Bisnis.com, JAKARTA - Komisi XI DPR RI membuka wacana terkait moratorium penjualan produk asuransi dikaitkan investasi (Paydi) alias unit-link seiring maraknya keluhan pemegang polis soal pelanggaran etika dan misselling dari para agen.
Sekadar informasi, hal ini terungkap dalam rapat dengar pendapat dengan Komunitas Korban Asuransi Unit-Link dan Otoritas Jasa Keuangan (OJK) di Gedung Nusantara I DPR RI, Senin (6/12/2021).
Para anggota yang merupakan korban misselling produk unit-link besutan AXA Mandiri, AIA, dan Prudential ini banyak mengungkap bobrok skema penjualan produk dari para agen di lapangan. Terutama soal penyembunyian fakta terkait skema produk dan biaya-biaya tersembunyi, bahkan yang terparah berkaitan kasus pemalsuan tanda tangan nasabah.

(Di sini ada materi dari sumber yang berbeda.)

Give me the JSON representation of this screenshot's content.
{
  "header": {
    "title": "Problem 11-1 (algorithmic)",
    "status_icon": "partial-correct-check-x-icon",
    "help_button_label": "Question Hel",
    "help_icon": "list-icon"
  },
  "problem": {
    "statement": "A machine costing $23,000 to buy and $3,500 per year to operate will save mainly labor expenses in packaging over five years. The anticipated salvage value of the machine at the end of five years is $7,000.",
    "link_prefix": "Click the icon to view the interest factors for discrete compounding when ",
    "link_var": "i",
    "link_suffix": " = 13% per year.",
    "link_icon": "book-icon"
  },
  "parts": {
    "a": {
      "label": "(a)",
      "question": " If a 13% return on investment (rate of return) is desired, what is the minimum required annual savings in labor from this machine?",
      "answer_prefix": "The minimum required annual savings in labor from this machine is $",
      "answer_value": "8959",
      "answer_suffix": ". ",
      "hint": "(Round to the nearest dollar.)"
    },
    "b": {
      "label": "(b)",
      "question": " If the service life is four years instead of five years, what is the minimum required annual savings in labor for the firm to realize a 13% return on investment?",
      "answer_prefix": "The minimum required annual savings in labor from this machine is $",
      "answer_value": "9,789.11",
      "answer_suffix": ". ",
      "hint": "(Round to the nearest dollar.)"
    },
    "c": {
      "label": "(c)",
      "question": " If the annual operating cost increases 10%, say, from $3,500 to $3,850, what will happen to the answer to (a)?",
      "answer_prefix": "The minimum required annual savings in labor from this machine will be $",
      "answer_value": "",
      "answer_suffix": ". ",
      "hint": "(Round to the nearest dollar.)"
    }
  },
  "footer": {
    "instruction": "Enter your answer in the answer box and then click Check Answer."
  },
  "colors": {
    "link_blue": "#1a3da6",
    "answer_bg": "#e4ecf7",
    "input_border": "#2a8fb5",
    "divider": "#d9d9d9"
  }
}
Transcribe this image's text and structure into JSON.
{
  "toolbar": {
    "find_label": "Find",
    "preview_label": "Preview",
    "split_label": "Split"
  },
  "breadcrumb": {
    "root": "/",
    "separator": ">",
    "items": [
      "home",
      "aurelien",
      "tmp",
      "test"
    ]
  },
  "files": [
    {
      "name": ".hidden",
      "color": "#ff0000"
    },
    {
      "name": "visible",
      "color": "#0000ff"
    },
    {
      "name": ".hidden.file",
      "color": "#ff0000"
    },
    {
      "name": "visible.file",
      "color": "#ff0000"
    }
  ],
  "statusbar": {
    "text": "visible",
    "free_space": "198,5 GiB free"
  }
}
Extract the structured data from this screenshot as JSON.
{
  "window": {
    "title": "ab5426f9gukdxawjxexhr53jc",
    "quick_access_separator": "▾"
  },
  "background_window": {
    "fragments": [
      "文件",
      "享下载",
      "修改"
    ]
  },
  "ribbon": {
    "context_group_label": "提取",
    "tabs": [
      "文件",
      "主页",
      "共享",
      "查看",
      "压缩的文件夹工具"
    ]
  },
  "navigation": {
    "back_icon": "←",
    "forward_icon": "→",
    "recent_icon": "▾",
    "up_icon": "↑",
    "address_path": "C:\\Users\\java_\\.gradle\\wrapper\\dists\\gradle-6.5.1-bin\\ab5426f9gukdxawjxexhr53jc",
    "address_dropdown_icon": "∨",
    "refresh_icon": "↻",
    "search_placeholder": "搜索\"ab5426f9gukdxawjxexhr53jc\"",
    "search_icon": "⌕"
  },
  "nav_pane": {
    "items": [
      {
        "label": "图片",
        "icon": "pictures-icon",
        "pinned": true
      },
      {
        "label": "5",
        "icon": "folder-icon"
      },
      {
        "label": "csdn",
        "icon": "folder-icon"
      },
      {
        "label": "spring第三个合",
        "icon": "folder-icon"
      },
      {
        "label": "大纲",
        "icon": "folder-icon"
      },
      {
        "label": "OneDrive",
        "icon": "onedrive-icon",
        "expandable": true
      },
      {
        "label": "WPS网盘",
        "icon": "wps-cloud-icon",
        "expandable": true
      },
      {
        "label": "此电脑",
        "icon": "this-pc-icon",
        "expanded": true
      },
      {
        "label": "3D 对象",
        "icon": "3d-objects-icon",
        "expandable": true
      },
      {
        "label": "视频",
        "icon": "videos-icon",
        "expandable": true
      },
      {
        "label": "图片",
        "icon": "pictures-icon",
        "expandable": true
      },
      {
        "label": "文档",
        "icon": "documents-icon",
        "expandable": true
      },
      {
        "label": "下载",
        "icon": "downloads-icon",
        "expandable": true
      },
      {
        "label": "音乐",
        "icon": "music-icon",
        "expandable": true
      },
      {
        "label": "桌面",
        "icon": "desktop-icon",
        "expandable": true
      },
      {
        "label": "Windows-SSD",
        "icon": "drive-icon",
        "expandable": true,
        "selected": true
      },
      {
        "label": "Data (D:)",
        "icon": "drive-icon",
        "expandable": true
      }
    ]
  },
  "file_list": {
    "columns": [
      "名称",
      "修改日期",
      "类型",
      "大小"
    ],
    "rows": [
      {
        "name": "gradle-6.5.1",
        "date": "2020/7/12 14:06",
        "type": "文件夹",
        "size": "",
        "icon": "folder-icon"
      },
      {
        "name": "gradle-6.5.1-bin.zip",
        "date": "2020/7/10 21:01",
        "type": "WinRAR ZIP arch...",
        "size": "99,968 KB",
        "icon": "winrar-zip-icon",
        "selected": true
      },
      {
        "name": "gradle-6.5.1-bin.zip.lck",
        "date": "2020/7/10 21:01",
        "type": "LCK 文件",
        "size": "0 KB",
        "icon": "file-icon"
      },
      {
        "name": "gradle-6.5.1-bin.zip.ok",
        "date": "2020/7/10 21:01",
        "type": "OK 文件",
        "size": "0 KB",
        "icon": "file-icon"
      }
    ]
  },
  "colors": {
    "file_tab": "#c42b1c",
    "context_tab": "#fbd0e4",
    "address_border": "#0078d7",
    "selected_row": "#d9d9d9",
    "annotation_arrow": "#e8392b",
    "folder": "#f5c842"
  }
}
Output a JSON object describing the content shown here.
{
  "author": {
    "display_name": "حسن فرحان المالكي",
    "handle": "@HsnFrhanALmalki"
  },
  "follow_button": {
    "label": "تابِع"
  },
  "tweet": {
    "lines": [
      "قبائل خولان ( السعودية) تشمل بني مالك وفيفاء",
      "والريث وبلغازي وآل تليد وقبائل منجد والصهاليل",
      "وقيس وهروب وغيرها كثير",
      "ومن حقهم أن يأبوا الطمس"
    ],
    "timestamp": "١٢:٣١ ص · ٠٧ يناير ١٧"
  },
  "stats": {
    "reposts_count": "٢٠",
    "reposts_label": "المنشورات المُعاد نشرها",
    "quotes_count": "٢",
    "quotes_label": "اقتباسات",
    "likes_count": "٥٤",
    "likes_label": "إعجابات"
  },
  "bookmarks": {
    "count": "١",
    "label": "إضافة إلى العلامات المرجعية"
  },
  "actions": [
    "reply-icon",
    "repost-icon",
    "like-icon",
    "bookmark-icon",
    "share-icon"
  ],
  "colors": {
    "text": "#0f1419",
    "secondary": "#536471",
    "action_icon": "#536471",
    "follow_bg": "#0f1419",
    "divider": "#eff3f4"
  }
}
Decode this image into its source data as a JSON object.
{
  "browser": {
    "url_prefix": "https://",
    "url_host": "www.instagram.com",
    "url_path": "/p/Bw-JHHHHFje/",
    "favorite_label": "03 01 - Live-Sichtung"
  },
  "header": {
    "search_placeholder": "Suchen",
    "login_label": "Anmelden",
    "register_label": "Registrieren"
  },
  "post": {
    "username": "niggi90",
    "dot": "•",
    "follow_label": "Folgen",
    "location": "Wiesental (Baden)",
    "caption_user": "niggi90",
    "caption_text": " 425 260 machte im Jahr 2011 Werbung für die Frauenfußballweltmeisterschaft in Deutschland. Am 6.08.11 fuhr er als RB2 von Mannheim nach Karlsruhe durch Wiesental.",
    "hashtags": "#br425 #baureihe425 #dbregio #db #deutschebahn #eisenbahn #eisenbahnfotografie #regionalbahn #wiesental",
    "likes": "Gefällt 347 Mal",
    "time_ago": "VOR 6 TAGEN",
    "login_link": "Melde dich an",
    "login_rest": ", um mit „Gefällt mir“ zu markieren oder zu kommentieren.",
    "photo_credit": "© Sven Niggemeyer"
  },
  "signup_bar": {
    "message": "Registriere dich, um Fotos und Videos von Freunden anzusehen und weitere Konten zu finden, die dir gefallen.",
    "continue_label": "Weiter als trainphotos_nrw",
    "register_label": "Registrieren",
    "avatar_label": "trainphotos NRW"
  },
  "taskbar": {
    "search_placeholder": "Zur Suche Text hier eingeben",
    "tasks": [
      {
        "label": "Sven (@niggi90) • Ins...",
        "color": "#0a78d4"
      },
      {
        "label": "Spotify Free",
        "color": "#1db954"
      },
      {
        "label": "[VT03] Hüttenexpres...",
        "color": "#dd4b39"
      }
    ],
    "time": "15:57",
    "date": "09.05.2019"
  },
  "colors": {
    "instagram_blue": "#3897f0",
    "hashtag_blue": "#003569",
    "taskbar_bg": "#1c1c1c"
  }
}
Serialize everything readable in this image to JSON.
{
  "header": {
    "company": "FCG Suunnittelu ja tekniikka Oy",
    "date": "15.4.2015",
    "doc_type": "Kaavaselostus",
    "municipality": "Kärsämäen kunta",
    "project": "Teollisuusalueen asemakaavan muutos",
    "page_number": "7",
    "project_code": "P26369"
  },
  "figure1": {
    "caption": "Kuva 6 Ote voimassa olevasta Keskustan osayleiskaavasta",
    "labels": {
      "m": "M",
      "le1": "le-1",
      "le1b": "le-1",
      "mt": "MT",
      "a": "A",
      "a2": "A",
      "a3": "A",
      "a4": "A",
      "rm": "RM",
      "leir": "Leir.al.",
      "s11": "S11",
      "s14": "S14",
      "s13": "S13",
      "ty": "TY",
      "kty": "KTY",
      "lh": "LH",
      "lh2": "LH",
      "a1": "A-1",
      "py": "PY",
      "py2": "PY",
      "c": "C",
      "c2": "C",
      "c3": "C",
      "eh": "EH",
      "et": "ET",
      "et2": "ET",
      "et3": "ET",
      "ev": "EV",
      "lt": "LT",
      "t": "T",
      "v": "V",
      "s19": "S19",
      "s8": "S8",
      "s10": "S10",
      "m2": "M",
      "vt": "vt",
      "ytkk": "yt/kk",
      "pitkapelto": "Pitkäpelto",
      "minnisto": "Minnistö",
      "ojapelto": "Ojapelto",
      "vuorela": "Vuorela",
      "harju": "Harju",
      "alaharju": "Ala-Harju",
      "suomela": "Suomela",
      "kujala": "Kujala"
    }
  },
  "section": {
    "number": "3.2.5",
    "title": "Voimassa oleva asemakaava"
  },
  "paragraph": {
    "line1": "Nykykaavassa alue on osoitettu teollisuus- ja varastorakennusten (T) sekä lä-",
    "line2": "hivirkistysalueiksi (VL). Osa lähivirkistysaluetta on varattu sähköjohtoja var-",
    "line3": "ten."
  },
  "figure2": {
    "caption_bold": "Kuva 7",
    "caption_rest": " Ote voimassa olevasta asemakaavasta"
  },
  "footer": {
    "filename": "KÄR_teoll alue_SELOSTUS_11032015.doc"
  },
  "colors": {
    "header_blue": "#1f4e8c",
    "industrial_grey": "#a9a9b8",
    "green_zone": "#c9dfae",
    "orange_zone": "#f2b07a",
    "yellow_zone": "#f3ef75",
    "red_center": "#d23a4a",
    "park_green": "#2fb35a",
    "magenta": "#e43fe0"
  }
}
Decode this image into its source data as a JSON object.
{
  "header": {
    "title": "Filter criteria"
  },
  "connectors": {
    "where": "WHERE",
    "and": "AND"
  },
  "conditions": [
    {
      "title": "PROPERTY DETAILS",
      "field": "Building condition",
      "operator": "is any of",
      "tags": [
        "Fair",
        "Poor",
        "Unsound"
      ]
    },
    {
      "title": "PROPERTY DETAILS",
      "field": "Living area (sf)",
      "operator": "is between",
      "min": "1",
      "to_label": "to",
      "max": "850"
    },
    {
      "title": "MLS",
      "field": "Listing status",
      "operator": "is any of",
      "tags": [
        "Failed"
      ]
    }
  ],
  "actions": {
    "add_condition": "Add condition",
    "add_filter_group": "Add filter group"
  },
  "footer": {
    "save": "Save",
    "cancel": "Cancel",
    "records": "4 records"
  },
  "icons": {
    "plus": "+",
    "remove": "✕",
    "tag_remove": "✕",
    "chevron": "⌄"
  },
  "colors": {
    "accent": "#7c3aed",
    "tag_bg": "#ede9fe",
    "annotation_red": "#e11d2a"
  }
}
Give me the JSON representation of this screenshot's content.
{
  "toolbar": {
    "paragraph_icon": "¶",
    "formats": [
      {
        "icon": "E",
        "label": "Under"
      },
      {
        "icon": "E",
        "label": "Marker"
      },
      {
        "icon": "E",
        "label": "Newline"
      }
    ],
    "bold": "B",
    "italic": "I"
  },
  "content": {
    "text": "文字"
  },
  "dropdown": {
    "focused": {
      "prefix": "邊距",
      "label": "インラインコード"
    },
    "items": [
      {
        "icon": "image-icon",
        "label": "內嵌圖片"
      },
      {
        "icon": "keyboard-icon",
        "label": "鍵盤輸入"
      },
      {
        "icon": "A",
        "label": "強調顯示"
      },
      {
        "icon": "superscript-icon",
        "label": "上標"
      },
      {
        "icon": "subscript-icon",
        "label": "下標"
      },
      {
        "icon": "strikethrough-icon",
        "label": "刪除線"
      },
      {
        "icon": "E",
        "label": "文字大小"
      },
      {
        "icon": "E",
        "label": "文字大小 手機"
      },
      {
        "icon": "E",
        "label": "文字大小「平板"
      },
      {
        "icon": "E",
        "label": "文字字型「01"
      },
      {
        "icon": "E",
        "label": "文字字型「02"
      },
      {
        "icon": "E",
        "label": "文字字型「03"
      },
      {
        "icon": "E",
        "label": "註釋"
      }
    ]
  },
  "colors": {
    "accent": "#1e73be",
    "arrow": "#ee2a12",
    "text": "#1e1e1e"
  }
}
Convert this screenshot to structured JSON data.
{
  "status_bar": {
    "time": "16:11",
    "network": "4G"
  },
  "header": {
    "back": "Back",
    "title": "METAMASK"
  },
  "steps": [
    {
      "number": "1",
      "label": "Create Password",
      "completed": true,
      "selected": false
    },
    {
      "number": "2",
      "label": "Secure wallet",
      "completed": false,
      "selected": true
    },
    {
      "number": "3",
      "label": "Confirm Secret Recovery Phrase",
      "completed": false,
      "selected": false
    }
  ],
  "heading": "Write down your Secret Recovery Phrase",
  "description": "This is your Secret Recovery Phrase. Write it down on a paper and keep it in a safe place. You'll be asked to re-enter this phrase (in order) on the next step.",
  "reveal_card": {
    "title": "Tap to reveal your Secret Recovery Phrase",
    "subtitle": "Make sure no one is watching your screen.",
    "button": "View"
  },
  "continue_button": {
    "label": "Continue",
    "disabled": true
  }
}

Anggota Komisi XI DPR Fraksi Demokrat Vera Febyanthy mengungkap kekecewaan terhadap divisi Industri Keuangan Non-Bank (IKNB) OJK karena dinilai telah lalai dalam pengawasan tata kelola perusahaan asuransi di lapangan.
"Kalau menunggu OJK melakukan revisi aturan, tidak menyelesaikan masalah yang ada. Karena sebelum [aturan] resmi terbit, pasti perusahaan juga sudah punya cara bagaimana bisa mengeruk keuntungan. Kita bisa melakukan moratorium, karena sudah ada pengalaman juga sebelumnya ada produk keuangan lain yang bermasalah dan bisa kita hentikan penjualannya," ujarnya.
Anggota Komisi XI DPR Fraksi Golkar Puteri Anetta Komarudin sepakat bahwa harus ada tindakan yang nyata terkait keluhan para korban asuransi unit-link, di mana pihaknya mencatat unit-link menjadi salah satu sumber aduan masyarakat terkait lembaga jasa keuangan, tepatnya mencapai 593 pengaduan di tahun ini.
Baca Juga
"Ini meningkat karena pada 2019 cuma ada 360 aduan dan ketika pandemi kemarin kami dengar ada 3 juta nasabah yang menutup polis unit link miliknya. Jadi kalau bisa produk ini ada moratorium dahulu, seperti saat ini di industri fintech peer-to-peer lending yang terdampak kasus pinjol [pinjaman online ilegal]," jelasnya.
Adapun, Putri juga menyoroti kualitas agen asuransi di Tanah Air yang menurut aduan masyarakat menjadi sumber utama terjadinya masalah atau dispute. Menurutnya, pengawasan OJK dan asosiasi asuransi jiwa harus lebih ketat.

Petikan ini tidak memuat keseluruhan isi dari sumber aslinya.